Cela dit, j’ajoute deux remarques complémentaires: premièrement, le nombre de cas prouve bien que l’on n’est pas en présence de 100% de coïncidences. Deuxièmement, je trouve cela aussi honteux, ridicule et suicidaire de ne jamais vérifier si une idée a déjà été faite avant de perdre du temps et de l’argent pour la réaliser.

Le métier de copycat hunter existait-il ‘avant vous’? Pourquoi l’être devenu?

«Ce n’est pas un métier car je ne gagne pas – hélas – ma vie avec ça. Je dirais plutôt que c’est un hobby. Un hobby très, mais vraiment très prenant, qui me bouffe pas mal de mon temps libre, mais que j’adore et qui m’amuse. Je ne crois pas que ça existait avant, en tout cas pas dans la publicité, même si le sport national en agence a toujours été de dire à ses collègues ‘ton truc, je l’ai déjà vu quelque part’. En ce sens, je n’ai rien inventé.

Je le suis devenu un peu par hasard, parce qu’Internet a permis de mener cela à bien, à moindres frais et d’une manière beaucoup plus simple et globale. Ce qui était un petit passe-temps personnel est devenu mondial grâce au net. Et plus j’ai été sollicité par les internautes de tous pays, plus j’ai eu envie de continuer.

Avec la mondialisation, les goûts et les réflexes culturels ont tendance à s’uniformiser. Cela se sent-il dans la création publicitaire?

«Evidemment! D’autant plus que les créatifs publicitaires du monde entier ont tous à peu près le même âge, à savoir entre 25 et 40 ans. Ils s’habillent pareil: en Nike, en Diesel ou en Levi’s. Ils ont les mêmes références: les films américains ou Internet… Et enfin, ils travaillent sur le même matériel: Apple, Photoshop, Getty images…

En plus, les festivals internationaux accentuent encore plus cela, dans le sens où pour y briller, il faut faire simple et compréhensible de tous – les jurés sont issus des tous les pays – et en anglais. D’où une assez grande uniformisation, qui n’en demeure pas moins paradoxale, car tous sont à la recherche d’idées ‘originales’.

Avec la multiplication des agences, des créatifs, des produits, des marques, est-il encore possible d’être original?

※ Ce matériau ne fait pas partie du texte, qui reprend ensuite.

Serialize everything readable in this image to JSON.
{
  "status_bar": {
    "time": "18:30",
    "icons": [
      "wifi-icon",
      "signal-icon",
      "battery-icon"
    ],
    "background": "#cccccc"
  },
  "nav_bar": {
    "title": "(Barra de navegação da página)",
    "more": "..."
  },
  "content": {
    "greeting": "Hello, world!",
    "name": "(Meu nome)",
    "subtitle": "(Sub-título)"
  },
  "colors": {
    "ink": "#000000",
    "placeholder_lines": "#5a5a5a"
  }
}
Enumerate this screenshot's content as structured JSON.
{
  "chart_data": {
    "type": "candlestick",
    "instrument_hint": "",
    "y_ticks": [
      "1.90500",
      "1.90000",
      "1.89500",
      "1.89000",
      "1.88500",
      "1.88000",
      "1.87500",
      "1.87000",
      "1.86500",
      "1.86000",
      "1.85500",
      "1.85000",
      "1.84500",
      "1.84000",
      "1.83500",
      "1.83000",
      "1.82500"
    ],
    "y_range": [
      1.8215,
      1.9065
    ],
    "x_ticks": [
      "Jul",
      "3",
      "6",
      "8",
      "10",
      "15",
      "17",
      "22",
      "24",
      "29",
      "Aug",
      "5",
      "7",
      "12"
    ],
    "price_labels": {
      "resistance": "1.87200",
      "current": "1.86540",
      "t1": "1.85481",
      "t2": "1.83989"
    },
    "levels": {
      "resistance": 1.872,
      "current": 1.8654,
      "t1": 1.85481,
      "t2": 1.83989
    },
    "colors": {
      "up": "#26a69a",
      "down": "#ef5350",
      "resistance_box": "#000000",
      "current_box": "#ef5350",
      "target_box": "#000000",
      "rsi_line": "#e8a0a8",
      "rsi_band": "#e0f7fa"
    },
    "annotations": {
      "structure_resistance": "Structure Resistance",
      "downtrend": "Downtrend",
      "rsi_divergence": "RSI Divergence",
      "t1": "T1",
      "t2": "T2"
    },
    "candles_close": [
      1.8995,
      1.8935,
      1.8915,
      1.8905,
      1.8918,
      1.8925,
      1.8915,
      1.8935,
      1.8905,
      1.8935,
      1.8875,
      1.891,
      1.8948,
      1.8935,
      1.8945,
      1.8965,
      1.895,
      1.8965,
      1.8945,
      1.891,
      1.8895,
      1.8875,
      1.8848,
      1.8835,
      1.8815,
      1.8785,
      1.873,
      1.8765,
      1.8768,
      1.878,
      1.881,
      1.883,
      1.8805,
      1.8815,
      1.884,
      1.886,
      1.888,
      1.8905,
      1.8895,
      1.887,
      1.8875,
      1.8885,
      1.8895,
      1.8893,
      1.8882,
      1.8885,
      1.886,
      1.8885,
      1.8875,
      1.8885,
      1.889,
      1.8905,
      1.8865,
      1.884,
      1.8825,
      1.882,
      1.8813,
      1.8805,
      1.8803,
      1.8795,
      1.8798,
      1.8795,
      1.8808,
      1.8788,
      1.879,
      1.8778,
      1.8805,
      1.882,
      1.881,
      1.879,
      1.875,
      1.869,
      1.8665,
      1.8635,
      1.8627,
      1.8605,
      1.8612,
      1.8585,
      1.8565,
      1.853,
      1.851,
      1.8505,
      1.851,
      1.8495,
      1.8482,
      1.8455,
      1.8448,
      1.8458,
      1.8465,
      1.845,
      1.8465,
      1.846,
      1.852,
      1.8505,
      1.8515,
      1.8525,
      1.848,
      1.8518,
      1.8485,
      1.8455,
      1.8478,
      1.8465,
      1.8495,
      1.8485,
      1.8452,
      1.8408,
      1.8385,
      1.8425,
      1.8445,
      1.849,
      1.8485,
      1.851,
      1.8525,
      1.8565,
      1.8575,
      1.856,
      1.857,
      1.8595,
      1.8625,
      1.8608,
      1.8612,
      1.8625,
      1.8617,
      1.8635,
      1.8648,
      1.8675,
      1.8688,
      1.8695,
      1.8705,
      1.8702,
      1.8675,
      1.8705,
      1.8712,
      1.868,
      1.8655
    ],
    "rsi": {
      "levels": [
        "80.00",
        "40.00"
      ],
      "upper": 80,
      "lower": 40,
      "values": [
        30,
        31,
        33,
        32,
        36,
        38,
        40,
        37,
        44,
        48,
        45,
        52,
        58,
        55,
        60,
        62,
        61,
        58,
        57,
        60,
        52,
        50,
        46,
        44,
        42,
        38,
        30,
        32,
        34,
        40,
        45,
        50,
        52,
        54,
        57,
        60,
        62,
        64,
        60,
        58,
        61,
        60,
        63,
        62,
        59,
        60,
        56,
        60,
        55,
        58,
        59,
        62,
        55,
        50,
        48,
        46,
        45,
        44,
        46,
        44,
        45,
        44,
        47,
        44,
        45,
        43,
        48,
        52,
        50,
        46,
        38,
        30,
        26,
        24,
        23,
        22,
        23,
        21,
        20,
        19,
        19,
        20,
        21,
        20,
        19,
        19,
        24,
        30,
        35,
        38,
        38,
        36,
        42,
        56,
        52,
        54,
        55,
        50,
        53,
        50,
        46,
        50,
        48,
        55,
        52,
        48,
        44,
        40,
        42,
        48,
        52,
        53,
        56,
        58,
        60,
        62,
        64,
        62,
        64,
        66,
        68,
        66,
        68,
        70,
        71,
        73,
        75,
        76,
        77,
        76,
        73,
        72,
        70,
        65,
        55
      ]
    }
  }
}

«Heureusement que oui! Tout a déjà été fait… mais pas de toutes les façons. Même si je continue à trouver toujours autant de créations ‘déjà vues’, dans le même temps on voit chaque semaine des nouvelles idées pointer le bout de leur nez. Chaque année, à Cannes, je suis surpris de voir de nouvelles idées émerger malgré le fait que des centaines de milliers d’idées ont déjà été trouvées.

Et puis la nouvelle génération a une chance inouïe avec le développement de nouveaux supports (Internet, mobile) qui n’existaient pas auparavant et qui ouvrent la voie à de nouvelles exécutions.»